The United States has adopted a financial culture where banks are too big to fail and individuals are too small to succeed.
The financial crisis and the consolidation of banking titans made it increasingly difficult for small business owners and hopeful entrepreneurs to obtain the crucial capital for enterprise.
Small businesses need a new line of credit, and the solution is crowdfunding.
Crowdfunding is “the practice of funding a project or venture by raising many small amounts of money from a large number of people, typically via the Internet,” as defined by Forbes.
This is a golden opportunity for potential entrepreneurs that might have difficulty putting together the necessary collateral that banks demand to back loans.
An individual or a group with a new innovation can go to one of the several prominent crowdfunding websites, each tailored to a specific market, and pitch their idea. Frequenters of the website can read the pitch and decide if the idea is worth investing in. Some sites offer equity stakes in the new startup. Some offer the product itself either for free or at a discounted price and others just monetary rewards.
For example, if a group wanted to attract investors to produce a film or videogame, or if an unsigned band wanted to produce their own album, then they could pitch their product on a website like kickstarter.com.
More traditional businesses can find potential investors on fundable.com. Media artists should look to rockethub.com and humanitarians can start a charity at indiegogo.com.
Under the “Jumpstart our Business Startups,” or JOBS Act, government regulations were eased to encourage individual investment in startup businesses, according to whitehouse.gov. The bill mandated that the Securities and Exchange Commission define regulations for crowdfunding.
The only problem is that the SEC missed its Dec. 31 deadline. According to the National Small Business Association, crowdfunding is now technically unavailable to small firms.
Good job, government. The SEC presumably has yet to determine the regulations required to protect investors from potential fraud and intellectual property theft. That is a legitimate concern since only a few of the websites contractually require that funds be returned to investors if the startup fails to get off the ground.
But the JOBS Act was passed with bi-partisan support, one of the few last year, in April of 2012. It’s going on 11 months and the SEC has made no real progress.
The aforementioned websites still operate and people can still invest, but without the protection of the JOBS Act, the scope of the operation is severely weakened.
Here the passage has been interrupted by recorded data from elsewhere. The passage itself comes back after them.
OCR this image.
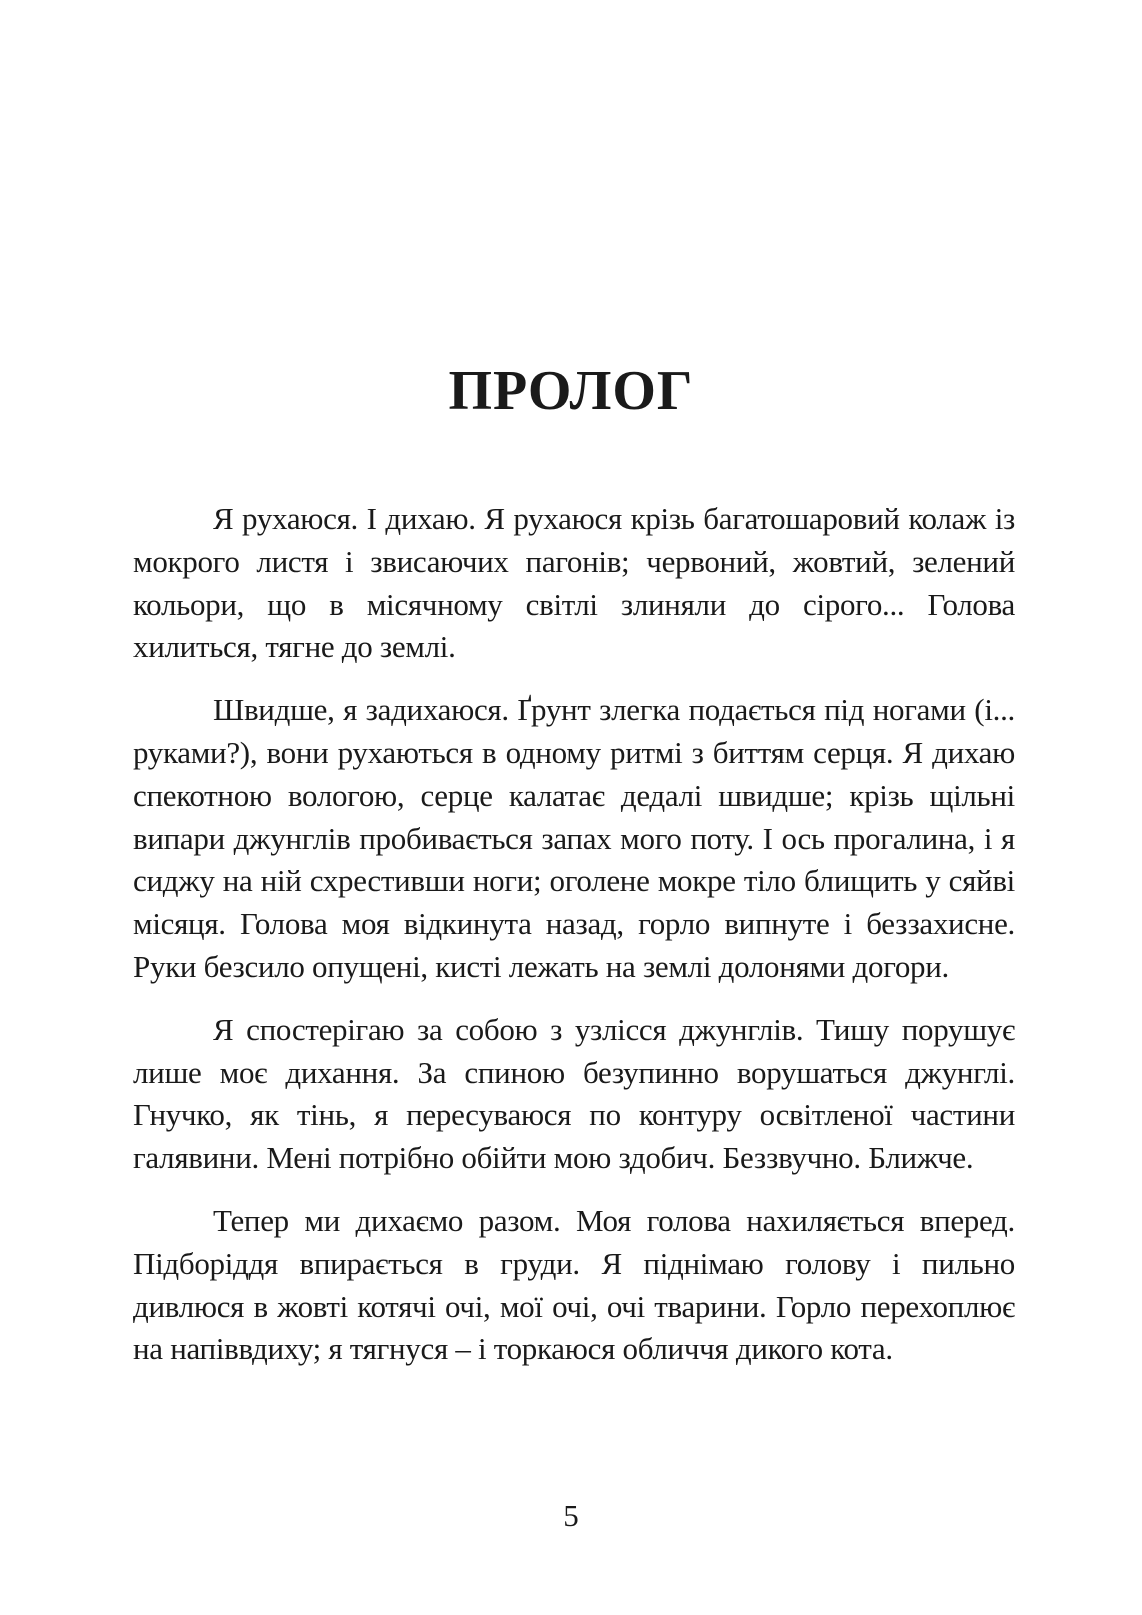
ПРОЛОГ

Я рухаюся. І дихаю. Я рухаюся крізь багатошаровий колаж із мокрого листя і звисаючих пагонів; червоний, жовтий, зелений кольори, що в місячному світлі злиняли до сірого... Голова хилиться, тягне до землі.

Швидше, я задихаюся. Ґрунт злегка подається під ногами (і... руками?), вони рухаються в одному ритмі з биттям серця. Я дихаю спекотною вологою, серце калатає дедалі швидше; крізь щільні випари джунглів пробивається запах мого поту. І ось прогалина, і я сиджу на ній схрестивши ноги; оголене мокре тіло блищить у сяйві місяця. Голова моя відкинута назад, горло випнуте і беззахисне. Руки безсило опущені, кисті лежать на землі долонями догори.

Я спостерігаю за собою з узлісся джунглів. Тишу порушує лише моє дихання. За спиною безупинно ворушаться джунглі. Гнучко, як тінь, я пересуваюся по контуру освітленої частини галявини. Мені потрібно обійти мою здобич. Беззвучно. Ближче.

Тепер ми дихаємо разом. Моя голова нахиляється вперед. Підборіддя впирається в груди. Я піднімаю голову і пильно дивлюся в жовті котячі очі, мої очі, очі тварини. Горло перехоплює на напіввдиху; я тягнуся – і торкаюся обличчя дикого кота.

5
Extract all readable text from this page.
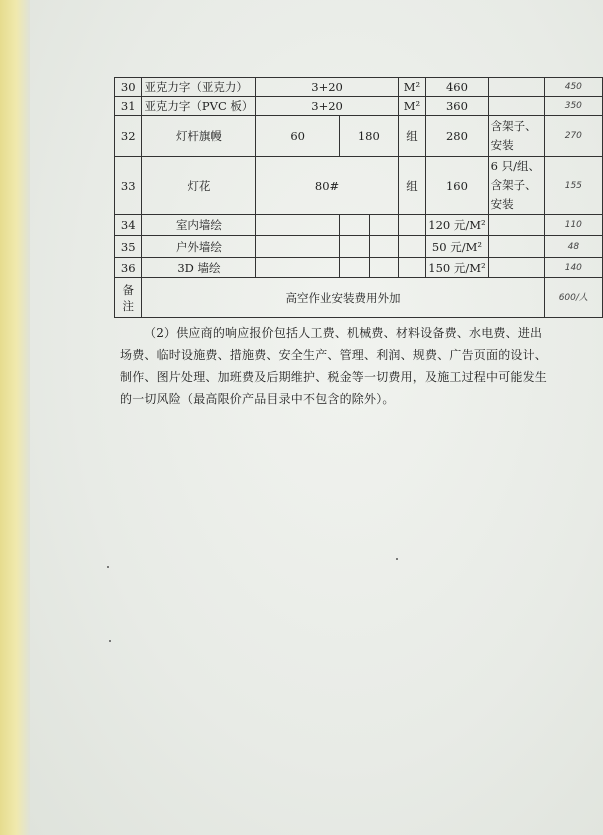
30	亚克力字（亚克力）	3+20			M²	460		450
31	亚克力字（PVC 板）	3+20			M²	360		350
32	灯杆旗幔	60	180		组	280	含架子、安装	270
33	灯花	80#			组	160	6 只/组、含架子、安装	155
34	室内墙绘					120 元/M²		110
35	户外墙绘					50 元/M²		48
36	3D 墙绘					150 元/M²		140
备注	高空作业安装费用外加							600/人

（2）供应商的响应报价包括人工费、机械费、材料设备费、水电费、进出场费、临时设施费、措施费、安全生产、管理、利润、规费、广告页面的设计、制作、图片处理、加班费及后期维护、税金等一切费用，及施工过程中可能发生的一切风险（最高限价产品目录中不包含的除外）。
President Obama is set to appoint a new head of the SEC, Mary Jo White, an attorney that New York Times financial columnist Andrew Ross Sorkin predicts has her sights set on punishing Wall Street. She has yet to comment on whether or not she will address the crowdfunding issue.
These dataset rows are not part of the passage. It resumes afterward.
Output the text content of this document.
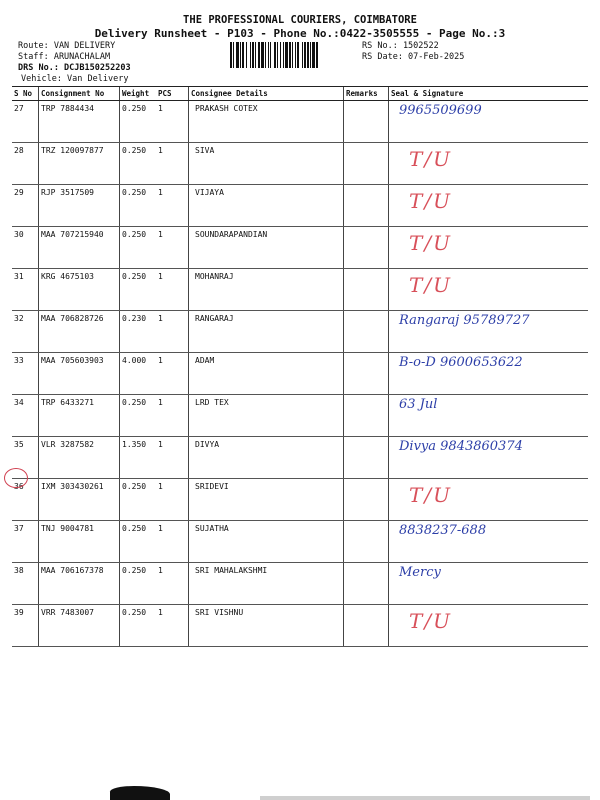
THE PROFESSIONAL COURIERS, COIMBATORE
Delivery Runsheet - P103 - Phone No.:0422-3505555 - Page No.:3
Route: VAN DELIVERY
Staff: ARUNACHALAM
DRS No.: DCJB150252203
Vehicle: Van Delivery
RS No.: 1502522
RS Date: 07-Feb-2025
S No	Consignment No	Weight	PCS	Consignee Details	Remarks	Seal & Signature
27	TRP 7884434	0.250	1	PRAKASH COTEX		9965509699

28	TRZ 120097877	0.250	1	SIVA		T/U

29	RJP 3517509	0.250	1	VIJAYA		T/U

30	MAA 707215940	0.250	1	SOUNDARAPANDIAN		T/U

31	KRG 4675103	0.250	1	MOHANRAJ		T/U

32	MAA 706828726	0.230	1	RANGARAJ		Rangaraj 95789727

33	MAA 705603903	4.000	1	ADAM		B-o-D 9600653622

34	TRP 6433271	0.250	1	LRD TEX		63 Jul

35	VLR 3287582	1.350	1	DIVYA		Divya 9843860374

36	IXM 303430261	0.250	1	SRIDEVI		T/U

37	TNJ 9004781	0.250	1	SUJATHA		8838237-688

38	MAA 706167378	0.250	1	SRI MAHALAKSHMI		Mercy

39	VRR 7483007	0.250	1	SRI VISHNU		T/U
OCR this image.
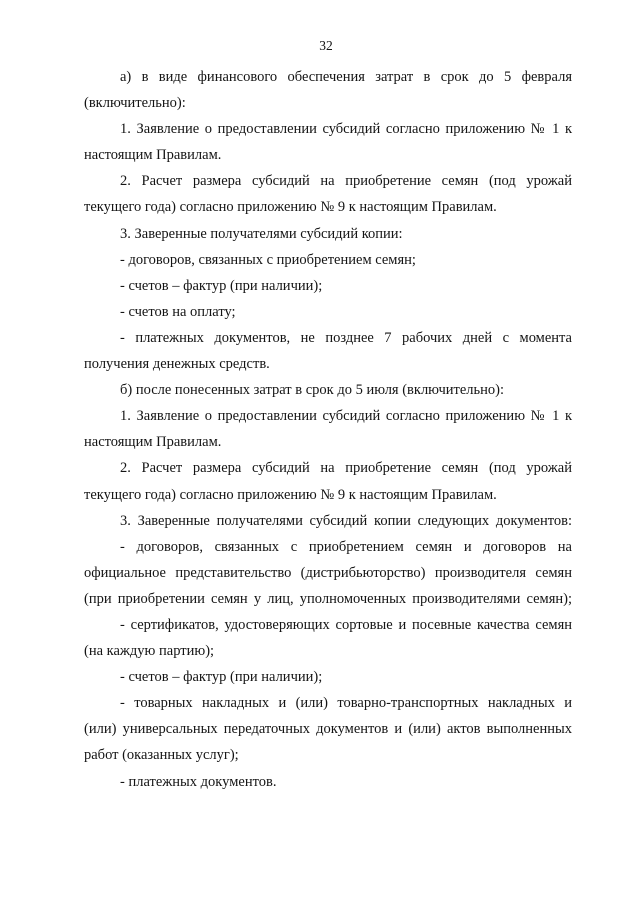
32

а) в виде финансового обеспечения затрат в срок до 5 февраля

(включительно):

1. Заявление о предоставлении субсидий согласно приложению № 1 к

настоящим Правилам.

2. Расчет размера субсидий на приобретение семян (под урожай

текущего года) согласно приложению № 9 к настоящим Правилам.

3. Заверенные получателями субсидий копии:

- договоров, связанных с приобретением семян;

- счетов – фактур (при наличии);

- счетов на оплату;

- платежных документов, не позднее 7 рабочих дней с момента

получения денежных средств.

б) после понесенных затрат в срок до 5 июля (включительно):

1. Заявление о предоставлении субсидий согласно приложению № 1 к

настоящим Правилам.

2. Расчет размера субсидий на приобретение семян (под урожай

текущего года) согласно приложению № 9 к настоящим Правилам.

3. Заверенные получателями субсидий копии следующих документов:

- договоров, связанных с приобретением семян и договоров на

официальное представительство (дистрибьюторство) производителя семян

(при приобретении семян у лиц, уполномоченных производителями семян);

- сертификатов, удостоверяющих сортовые и посевные качества семян

(на каждую партию);

- счетов – фактур (при наличии);

- товарных накладных и (или) товарно-транспортных накладных и

(или) универсальных передаточных документов и (или) актов выполненных

работ (оказанных услуг);

- платежных документов.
The crowdfunding backers have already established a private self-regulatory organization called the Crowd Fund Intermediary Regulatory Advocates. They seek to self-regulate and create safeguards to protect investors and innovators alike in this rapidly evolving industry.
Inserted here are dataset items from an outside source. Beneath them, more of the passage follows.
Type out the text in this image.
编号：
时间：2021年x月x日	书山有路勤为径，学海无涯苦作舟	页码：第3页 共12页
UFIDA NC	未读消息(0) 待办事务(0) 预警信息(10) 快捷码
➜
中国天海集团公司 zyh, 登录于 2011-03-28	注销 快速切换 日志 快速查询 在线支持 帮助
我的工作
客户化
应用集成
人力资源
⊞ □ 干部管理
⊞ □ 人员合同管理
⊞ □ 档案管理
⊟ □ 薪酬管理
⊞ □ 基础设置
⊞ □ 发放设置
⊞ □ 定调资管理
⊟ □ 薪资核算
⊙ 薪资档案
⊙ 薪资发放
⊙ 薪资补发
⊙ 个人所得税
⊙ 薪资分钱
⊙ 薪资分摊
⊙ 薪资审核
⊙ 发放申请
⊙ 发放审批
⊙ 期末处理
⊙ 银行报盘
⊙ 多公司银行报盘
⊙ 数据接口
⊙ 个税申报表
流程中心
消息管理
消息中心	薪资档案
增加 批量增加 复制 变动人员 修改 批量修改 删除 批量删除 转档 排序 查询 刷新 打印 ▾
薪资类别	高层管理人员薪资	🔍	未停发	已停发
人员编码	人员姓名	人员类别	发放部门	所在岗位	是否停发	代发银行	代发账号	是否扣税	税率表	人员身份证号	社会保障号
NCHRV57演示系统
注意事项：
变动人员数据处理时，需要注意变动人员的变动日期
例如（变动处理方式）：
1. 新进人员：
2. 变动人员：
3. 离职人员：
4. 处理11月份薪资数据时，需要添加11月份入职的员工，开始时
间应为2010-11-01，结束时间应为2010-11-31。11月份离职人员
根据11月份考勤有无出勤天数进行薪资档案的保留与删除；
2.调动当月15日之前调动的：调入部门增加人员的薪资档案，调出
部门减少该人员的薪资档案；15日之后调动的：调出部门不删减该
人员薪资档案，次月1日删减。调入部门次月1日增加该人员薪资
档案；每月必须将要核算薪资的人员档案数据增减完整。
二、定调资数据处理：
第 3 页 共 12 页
The SEC needs to get its act together on this. There are not many other avenues for risky businesses to acquire capital.
Regulations encourage banks to keep high capital reserves in order to cover leverage. Rock-bottom interest rates and the fear of default limit the level of available venture capital. Meanwhile, corporations fearing problems like those in Europe hold large sums of cash in reserve to act as a safety-net.
Small businesses comprise 99.7 percent of United States employer firms and 49.2 percent of private sector employment, according to the Small Business Administration Office of Advocacy. The SBA also reports that among high patenting firms, small businesses produced 16 times more patents per employee than large firms.
Considering that the SBA report indicates small businesses accounted for 64 percent of the net new jobs created between 1993 and 2011, the government should be concerning itself with making it easier to operate a small business.
The SEC’s failure in this matter is reprehensible. Go out and invest, innovate and urge the SEC to act.